Angeblich Mitarbeiter bedroht Amazon will gegen Gewerkschaftsgründung in New York vorgehen

Bislang hat es keine US-Niederlassung von Amazon geschafft, eine Gewerkschaft zu etablieren. Nachdem die Beschäftigten in New York für eine Gründung stimmten, ergreift der Konzern nun arbeitsrechtliche Schritte.
Protest von Amazon-Beschäftigten vergangene Woche in New York

Protest von Amazon-Beschäftigten vergangene Woche in New York

Foto: Eduardo Munoz Avarez / AP

Rund eine Woche nachdem sich Amazon-Beschäftigte in New York für eine Gewerkschaftsgründung ausgesprochen haben, hat der Onlinehändler das Ergebnis der Abstimmung hinterfragt – und will dagegen vorgehen. Laut offiziellen Dokumenten, die am Donnerstag bei der Bundesbehörde für Arbeitsrecht eingereicht wurden, bat Amazon um mehr Zeit, um begründete Einwände gegen die Abstimmung in einem Lager in New York Ende März vorzubringen. Das Unternehmen wirft Gewerkschaftern vor, Mitarbeiter vor der Abstimmung »bedroht« zu haben.

Die Mitarbeiter des Lagers in Staten Island hatten mehrheitlich für einen Beitritt zur Arbeitnehmergruppe Amazon Labor Union (ALU) gestimmt. Es hätte die erste erfolgreiche Gründung einer Arbeitnehmervertretung bei dem Internethändler in den USA werden können. Gründer Jeff Bezos hat seit der Gründung des Konzerns 1994 erfolgreich die Bildung einer Gewerkschaftsvertretung beim zweitgrößten Arbeitgeber der USA verhindert. Eine Wahl in einem Amazon-Logistiklager im US-Staat Alabama musste wiederholt werden, nachdem das Unternehmen die Abstimmung torpediert hatte – selbst mit Flyern in den Toilettenräumen.

In New York ist es nun jedoch Amazon, das der ALU unfaire Praktiken vorwirft. So hätten Gewerkschaftsvertreter die Mitarbeiter teils »eingeschüchtert« und sie noch in der Warteschlange bedrängt. Sie hätten zudem »Einwanderer bedroht«, indem sie ihnen gesagt hätten, dass diese »ihre Sozialleistungen verlieren würden, wenn sie nicht für die Gewerkschaft stimmten«.

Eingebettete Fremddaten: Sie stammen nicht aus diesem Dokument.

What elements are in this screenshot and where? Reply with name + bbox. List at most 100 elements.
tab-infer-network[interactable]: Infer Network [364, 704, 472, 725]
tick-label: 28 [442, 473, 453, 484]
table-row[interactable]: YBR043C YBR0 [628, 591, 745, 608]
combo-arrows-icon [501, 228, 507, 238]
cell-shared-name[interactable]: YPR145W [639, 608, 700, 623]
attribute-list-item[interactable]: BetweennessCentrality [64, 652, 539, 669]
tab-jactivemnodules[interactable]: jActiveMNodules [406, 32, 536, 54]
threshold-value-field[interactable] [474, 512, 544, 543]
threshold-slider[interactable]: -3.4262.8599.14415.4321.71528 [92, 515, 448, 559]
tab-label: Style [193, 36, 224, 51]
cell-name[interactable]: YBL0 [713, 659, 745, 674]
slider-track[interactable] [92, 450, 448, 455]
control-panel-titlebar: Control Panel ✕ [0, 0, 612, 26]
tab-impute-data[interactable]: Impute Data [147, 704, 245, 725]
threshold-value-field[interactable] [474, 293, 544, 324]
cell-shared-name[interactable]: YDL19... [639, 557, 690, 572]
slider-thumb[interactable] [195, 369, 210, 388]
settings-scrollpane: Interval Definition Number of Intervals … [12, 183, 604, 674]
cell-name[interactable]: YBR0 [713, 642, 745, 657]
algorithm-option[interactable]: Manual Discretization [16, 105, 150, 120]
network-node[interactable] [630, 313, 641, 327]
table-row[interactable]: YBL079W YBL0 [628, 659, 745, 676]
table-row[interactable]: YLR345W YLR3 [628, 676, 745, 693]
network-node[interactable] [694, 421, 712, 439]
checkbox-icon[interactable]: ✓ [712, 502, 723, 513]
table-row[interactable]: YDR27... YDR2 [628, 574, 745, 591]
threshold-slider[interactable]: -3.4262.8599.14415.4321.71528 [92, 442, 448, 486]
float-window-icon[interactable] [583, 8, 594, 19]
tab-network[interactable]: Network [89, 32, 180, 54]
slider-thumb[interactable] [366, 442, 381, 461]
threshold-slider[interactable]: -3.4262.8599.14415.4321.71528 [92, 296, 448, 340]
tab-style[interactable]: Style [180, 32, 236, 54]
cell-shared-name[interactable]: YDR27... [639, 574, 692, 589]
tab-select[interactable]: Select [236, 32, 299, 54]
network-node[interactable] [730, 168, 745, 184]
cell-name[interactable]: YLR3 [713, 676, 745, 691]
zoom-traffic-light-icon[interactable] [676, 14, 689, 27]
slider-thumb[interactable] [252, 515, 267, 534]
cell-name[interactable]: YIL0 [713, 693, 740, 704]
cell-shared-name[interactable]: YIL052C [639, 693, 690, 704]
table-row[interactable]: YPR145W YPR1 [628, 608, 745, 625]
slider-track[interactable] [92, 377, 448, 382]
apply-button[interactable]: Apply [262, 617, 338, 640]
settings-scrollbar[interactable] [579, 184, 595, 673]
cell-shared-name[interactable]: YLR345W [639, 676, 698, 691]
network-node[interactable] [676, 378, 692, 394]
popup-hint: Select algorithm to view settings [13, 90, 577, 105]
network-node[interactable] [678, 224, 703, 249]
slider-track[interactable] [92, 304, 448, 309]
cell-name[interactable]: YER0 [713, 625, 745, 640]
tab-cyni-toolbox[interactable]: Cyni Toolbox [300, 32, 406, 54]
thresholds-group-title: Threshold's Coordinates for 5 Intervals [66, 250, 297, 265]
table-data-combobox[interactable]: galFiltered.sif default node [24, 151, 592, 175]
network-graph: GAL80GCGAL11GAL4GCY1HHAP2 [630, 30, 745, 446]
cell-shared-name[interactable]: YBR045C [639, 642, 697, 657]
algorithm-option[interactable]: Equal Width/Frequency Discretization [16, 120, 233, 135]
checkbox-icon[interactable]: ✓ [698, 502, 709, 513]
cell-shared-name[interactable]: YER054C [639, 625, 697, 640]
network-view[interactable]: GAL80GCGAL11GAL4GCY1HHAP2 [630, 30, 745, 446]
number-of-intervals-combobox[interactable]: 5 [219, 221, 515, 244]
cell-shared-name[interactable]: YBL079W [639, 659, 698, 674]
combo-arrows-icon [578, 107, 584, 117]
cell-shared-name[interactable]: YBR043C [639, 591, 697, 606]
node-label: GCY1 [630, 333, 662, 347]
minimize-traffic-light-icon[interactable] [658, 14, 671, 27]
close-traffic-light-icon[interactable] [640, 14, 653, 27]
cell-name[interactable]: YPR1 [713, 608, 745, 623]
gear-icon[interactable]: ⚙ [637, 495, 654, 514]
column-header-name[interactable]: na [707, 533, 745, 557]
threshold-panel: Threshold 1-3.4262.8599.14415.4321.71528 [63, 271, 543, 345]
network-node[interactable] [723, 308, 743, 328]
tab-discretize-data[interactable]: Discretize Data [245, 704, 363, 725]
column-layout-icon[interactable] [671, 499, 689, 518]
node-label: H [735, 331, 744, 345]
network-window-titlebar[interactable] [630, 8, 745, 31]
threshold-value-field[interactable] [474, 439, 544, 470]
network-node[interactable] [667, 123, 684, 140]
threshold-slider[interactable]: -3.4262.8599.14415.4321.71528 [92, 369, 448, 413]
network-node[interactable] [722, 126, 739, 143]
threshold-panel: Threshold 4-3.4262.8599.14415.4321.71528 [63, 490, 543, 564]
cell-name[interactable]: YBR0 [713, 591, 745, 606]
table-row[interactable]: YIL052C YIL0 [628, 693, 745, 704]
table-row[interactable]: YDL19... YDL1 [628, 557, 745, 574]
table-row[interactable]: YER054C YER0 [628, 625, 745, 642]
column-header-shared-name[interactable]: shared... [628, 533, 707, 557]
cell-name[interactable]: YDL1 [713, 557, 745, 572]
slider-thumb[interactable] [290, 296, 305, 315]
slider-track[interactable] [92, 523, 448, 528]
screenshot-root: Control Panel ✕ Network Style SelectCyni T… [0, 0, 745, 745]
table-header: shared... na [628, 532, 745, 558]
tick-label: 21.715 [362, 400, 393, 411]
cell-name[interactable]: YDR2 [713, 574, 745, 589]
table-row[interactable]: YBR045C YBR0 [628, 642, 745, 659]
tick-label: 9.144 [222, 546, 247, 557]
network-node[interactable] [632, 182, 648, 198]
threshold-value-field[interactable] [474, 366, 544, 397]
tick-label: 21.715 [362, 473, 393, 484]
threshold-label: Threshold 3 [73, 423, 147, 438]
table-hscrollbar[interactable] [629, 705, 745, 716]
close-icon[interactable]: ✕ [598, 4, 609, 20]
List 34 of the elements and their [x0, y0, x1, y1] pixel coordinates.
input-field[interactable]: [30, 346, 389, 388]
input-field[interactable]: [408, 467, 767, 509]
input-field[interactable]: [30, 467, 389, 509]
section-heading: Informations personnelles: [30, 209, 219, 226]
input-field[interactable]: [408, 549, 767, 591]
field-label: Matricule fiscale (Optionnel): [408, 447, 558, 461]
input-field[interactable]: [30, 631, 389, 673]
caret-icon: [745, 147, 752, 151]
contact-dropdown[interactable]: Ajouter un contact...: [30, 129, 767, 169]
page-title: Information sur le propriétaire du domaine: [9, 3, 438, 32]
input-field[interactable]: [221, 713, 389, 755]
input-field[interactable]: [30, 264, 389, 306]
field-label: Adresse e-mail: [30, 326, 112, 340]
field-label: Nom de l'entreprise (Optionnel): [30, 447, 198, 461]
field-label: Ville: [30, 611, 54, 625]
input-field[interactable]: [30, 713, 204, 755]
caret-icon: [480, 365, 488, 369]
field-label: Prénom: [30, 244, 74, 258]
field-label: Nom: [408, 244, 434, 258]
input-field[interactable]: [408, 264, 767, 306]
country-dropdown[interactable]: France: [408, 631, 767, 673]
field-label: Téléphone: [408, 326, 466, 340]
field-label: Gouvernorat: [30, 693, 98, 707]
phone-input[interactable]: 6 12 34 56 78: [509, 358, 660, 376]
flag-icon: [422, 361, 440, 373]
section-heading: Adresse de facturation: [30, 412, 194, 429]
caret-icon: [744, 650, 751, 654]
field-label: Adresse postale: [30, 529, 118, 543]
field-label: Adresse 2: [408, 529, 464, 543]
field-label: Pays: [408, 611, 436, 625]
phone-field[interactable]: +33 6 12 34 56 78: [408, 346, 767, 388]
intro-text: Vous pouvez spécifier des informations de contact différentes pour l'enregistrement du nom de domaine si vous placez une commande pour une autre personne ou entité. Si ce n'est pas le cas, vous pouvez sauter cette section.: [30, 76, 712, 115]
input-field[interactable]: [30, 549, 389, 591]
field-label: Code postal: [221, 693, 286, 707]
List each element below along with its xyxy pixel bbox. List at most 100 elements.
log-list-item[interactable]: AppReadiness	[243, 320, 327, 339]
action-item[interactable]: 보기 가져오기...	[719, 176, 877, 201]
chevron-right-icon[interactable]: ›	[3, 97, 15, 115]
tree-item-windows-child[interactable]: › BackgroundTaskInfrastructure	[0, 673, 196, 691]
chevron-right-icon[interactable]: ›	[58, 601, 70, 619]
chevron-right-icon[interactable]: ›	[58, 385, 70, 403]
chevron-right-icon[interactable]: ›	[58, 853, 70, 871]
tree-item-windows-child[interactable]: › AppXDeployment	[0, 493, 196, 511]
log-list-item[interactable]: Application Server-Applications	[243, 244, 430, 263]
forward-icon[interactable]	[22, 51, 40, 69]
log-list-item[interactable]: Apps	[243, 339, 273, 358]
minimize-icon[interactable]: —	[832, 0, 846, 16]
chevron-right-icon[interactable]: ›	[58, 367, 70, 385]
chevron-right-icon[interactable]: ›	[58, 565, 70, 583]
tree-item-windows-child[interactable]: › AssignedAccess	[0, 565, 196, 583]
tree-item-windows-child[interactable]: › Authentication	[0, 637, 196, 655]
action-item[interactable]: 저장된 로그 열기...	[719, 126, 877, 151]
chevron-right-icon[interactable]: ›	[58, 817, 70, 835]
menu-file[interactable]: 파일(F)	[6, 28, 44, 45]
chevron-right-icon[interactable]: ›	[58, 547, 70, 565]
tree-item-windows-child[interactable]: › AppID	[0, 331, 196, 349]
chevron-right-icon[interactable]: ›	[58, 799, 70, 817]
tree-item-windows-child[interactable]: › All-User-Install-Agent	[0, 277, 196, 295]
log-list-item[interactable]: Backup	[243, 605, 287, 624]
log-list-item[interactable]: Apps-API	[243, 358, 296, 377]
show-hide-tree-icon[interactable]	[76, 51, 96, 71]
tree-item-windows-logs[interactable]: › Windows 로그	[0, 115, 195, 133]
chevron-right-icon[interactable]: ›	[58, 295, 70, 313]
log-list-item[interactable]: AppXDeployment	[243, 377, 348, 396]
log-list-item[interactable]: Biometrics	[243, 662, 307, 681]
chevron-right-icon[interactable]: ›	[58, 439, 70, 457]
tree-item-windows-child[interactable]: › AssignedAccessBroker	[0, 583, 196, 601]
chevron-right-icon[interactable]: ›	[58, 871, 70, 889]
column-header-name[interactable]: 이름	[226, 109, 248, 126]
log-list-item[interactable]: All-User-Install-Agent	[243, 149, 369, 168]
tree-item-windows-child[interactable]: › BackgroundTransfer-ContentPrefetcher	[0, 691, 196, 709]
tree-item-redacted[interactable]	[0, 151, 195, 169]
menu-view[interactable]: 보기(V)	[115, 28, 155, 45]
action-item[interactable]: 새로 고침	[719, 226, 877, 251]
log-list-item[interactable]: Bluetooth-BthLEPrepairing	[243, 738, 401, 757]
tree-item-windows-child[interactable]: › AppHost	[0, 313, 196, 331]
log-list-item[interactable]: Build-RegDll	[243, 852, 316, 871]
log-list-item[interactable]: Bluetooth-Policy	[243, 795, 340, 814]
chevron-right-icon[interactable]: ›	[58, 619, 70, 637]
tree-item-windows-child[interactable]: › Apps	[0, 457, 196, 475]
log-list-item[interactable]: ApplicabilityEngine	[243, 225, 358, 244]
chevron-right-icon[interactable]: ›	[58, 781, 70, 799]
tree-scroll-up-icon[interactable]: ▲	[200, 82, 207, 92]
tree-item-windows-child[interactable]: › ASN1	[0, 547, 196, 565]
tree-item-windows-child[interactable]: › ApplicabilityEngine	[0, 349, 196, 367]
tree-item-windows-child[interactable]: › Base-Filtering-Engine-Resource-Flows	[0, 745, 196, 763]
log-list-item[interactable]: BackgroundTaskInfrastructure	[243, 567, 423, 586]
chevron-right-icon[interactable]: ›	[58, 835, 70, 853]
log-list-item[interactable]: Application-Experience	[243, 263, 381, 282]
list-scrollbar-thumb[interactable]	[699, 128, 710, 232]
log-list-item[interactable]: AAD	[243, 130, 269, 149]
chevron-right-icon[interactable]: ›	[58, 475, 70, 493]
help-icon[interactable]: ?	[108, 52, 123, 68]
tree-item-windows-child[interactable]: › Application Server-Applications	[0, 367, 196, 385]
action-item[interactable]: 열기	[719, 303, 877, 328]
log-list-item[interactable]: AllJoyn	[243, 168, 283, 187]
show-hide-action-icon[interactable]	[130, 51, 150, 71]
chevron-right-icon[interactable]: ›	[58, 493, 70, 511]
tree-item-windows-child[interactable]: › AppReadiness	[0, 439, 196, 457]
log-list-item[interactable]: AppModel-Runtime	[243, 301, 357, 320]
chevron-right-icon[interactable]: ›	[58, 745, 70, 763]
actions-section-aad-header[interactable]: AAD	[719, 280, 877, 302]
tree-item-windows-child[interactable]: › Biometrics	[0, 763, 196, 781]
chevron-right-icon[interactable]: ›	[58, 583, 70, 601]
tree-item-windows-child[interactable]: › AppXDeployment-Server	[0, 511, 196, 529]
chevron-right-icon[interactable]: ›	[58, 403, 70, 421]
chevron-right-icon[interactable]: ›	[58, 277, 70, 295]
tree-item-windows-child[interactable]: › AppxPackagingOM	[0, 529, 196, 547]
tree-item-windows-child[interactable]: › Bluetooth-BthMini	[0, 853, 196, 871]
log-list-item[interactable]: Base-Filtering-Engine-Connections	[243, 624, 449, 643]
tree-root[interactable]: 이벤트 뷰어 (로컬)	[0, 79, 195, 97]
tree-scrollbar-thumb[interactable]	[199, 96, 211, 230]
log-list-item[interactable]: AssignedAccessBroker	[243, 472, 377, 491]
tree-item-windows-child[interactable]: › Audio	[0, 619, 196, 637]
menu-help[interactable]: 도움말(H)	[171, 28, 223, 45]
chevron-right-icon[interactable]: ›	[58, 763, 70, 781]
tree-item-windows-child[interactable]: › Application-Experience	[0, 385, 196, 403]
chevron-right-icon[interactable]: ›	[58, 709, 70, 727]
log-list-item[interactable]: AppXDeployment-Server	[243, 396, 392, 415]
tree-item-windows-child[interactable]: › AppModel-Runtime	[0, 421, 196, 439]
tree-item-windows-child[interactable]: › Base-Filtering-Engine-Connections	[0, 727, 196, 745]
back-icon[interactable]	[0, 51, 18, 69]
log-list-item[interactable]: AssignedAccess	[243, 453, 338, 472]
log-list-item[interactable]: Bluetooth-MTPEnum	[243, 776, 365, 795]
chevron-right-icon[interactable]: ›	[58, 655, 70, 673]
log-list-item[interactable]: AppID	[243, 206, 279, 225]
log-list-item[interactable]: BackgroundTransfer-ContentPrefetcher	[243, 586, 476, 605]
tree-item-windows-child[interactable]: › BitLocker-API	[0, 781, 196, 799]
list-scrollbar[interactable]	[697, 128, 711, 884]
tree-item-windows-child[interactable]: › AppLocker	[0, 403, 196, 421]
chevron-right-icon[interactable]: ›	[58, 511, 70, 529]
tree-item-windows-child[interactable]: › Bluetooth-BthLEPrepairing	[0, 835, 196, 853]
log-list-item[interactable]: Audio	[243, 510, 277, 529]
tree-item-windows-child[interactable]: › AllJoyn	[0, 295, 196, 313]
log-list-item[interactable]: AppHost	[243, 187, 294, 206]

Gewerkschaft nennt Vorwürfe absurd

»Das ist absurd«, wies der Anwalt Eric Milner die Vorwürfe im Namen der Gewerkschaft zurück. »Die Beschäftigten haben sich geäußert und ihre Stimmen wurden gehört.« Das Amazon-Management wolle nun den »Prozess verzögern, um das Unvermeidliche zu vermeiden: die Aushandlung eines Unternehmensvertrags«.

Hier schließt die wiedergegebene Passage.